J'ai l'impression que cette lueur verte m'a vidé de toute énergie. Le flux qui courait dans mes veines quelques secondes plus tôt a disparu sans laisser aucune preuve dans sa présence antérieure. J'ai enfin sentis ce que j'attendais. Ce sentiment de puissance. Le temps d'un instant, j'ai su que je pouvais tout faire mais je ne sais pas ce que j'ai accomplis.

Je regarde les tiges se rétracter et redevenir du bois mort sur mon poignet. Mes yeux rencontrent ceux de Diane, qui est bouché-bée.

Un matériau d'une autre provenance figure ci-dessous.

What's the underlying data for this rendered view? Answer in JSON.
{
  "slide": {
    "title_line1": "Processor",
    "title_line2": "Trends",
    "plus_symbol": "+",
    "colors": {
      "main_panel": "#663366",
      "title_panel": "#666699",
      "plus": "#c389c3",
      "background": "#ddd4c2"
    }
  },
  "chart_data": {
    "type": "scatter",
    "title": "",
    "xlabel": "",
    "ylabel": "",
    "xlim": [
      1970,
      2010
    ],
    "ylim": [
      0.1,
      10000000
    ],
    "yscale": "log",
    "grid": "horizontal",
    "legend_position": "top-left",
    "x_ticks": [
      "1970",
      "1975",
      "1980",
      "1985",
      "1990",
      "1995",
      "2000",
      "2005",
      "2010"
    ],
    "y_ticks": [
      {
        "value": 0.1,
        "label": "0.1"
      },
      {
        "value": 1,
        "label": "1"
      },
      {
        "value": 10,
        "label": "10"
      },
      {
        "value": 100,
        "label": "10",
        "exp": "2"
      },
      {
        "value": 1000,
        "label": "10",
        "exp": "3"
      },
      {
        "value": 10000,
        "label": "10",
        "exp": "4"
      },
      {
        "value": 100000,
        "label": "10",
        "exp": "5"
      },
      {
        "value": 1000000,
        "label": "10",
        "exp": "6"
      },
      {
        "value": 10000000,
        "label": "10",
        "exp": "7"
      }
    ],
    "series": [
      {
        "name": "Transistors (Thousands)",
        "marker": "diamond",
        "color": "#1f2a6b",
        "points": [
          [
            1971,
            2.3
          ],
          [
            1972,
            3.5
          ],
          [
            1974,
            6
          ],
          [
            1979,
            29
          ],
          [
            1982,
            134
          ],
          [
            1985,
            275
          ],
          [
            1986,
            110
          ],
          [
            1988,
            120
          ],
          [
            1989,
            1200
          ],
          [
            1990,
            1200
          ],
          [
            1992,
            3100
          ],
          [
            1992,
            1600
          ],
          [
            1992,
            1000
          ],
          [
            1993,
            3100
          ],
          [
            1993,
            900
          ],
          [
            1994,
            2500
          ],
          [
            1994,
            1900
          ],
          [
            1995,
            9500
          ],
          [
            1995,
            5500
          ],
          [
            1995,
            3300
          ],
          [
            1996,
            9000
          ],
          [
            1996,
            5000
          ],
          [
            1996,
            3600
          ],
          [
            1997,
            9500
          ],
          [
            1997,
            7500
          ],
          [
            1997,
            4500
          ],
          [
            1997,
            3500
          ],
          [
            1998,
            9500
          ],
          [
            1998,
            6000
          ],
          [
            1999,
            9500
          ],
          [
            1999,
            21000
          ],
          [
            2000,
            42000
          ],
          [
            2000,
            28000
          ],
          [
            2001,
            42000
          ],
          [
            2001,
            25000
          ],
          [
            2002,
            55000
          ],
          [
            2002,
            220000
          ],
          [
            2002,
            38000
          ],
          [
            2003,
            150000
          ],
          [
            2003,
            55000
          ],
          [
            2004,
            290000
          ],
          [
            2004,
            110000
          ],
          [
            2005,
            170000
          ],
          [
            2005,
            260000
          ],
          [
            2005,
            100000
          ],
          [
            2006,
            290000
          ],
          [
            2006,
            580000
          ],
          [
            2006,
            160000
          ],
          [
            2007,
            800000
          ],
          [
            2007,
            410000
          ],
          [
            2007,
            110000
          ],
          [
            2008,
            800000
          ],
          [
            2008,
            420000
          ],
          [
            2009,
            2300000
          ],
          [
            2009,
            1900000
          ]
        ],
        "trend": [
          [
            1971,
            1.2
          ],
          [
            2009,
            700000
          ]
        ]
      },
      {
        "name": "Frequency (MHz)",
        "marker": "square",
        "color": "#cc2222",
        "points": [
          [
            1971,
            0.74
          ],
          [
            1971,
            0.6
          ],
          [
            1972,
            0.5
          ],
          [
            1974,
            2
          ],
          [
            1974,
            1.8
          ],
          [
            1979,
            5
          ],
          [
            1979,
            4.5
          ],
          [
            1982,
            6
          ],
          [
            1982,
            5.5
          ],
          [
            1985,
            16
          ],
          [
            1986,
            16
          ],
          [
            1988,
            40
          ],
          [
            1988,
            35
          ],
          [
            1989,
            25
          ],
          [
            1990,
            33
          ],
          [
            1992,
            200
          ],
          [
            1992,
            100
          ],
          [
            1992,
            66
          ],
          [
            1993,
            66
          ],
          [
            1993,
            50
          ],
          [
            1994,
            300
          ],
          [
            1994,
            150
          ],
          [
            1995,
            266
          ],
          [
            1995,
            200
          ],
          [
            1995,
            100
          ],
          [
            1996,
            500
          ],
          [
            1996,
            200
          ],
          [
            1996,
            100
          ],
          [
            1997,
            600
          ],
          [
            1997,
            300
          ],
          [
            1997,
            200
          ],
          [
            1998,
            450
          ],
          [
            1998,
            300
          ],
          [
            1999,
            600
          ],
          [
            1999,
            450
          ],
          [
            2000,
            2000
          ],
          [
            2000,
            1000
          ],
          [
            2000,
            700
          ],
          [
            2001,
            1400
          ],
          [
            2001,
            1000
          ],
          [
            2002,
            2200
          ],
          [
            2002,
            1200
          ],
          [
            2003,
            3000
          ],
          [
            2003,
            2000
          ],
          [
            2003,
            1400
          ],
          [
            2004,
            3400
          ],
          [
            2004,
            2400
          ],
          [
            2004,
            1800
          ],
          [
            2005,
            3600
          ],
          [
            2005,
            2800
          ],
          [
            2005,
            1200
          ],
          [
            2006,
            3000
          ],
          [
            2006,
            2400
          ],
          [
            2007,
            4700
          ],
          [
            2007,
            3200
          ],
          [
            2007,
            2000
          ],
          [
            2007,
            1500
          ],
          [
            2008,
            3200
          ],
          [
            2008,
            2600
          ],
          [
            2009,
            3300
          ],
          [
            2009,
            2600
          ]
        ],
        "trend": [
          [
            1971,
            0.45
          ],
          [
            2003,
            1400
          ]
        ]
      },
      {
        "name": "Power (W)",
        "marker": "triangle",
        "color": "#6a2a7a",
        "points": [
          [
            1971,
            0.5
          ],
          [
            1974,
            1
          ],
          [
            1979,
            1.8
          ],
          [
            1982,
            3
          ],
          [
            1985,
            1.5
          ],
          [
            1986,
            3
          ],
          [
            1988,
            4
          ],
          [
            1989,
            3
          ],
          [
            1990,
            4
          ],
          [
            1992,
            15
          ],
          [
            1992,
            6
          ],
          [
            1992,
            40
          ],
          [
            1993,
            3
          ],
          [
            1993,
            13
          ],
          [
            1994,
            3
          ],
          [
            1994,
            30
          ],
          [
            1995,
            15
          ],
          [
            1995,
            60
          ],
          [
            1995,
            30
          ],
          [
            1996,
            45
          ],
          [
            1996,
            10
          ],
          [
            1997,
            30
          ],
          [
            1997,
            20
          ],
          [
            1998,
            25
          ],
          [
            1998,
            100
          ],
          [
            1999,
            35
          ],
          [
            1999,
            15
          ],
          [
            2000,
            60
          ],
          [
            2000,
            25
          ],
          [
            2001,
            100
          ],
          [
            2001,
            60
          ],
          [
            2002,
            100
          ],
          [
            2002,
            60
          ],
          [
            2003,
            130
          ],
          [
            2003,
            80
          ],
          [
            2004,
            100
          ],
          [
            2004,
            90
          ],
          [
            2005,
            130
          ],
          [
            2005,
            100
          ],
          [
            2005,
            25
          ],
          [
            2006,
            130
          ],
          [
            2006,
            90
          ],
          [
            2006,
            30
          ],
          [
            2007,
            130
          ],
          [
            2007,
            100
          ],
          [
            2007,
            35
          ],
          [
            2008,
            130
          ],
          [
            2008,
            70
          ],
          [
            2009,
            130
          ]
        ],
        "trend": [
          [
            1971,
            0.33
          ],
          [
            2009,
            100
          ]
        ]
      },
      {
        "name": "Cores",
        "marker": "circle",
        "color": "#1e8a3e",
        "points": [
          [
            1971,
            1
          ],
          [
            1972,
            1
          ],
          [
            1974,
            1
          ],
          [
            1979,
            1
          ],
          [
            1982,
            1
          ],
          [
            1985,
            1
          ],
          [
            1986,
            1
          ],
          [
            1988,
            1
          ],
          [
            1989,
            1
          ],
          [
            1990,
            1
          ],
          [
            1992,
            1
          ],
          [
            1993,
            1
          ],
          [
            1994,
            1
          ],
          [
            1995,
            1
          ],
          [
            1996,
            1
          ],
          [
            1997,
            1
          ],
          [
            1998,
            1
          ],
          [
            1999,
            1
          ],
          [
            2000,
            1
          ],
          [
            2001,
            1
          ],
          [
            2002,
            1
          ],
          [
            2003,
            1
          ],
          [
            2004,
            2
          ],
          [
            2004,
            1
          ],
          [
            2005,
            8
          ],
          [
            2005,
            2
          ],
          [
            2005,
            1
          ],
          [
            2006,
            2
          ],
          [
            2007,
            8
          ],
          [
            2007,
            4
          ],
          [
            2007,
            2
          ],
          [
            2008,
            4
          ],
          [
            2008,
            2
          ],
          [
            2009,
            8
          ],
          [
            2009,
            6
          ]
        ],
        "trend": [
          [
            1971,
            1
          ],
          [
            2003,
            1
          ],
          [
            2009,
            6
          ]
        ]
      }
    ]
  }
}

J'ignore toujours ce qui vient de se produire. Des questions fusent dans mon esprit. Qu'est ce qui vient de se produire ? Comment ai-je fait ? Qu'est ce que c'était ? Et une ultime interrogation auquel je ne veux pas obtenir de réponse : Ai-je blessé Morgan ? Je n'ai pas la force ni l'envie de vérifier, je m'en voudrais tellement après si je découvre que je lui ai porté préjudice. Qu'est ce que je pourrais découvrir en y regardant de plus près. Une nouvelle entaille, une brûlure, autre chose d'encore plus terrible ? La peur me retient de l'examiner.

Nous continuons le voyage dans le silence. Diane n'a pas arrêté d'ouvrir et de fermer la bouche, ne sachant quoi dire, comme un poisson qui chercherait à survivre hors de l'eau.

Je n'ai pas envie de l'encourager à parler. Je me sens déjà assez mal pour n'avoir rien fait pour empêcher toutes les blessures qu'on fait la Garde à Morgan. Alors si j'apprends que je lui en ai fait, je ne saurais le supporter. En ce moment l'ignorance est ma meilleure amie et me laisse un peu de répit.

Je suis fatiguée après cette démonstration végétale. Mes paupières se ferment presque toutes seules mais je reste éveillée le plus longtemps possible, ne voulant pas laisser Morgan seul. En tout ça ce qui l'en reste.

Nous roulons le reste de la nuit, Diane et Tom se relayant, puisque je ne sais pas conduire. Je somnole quand nous nous arrêtons. Tom dort face à moi. Diane doit avoir trouver l'entrée du camp du Sous-Noyau dont elle nous parlait. C'est dans cet endroit, apparemment, où elle a été accueillie après la manifestation de ses pouvoirs.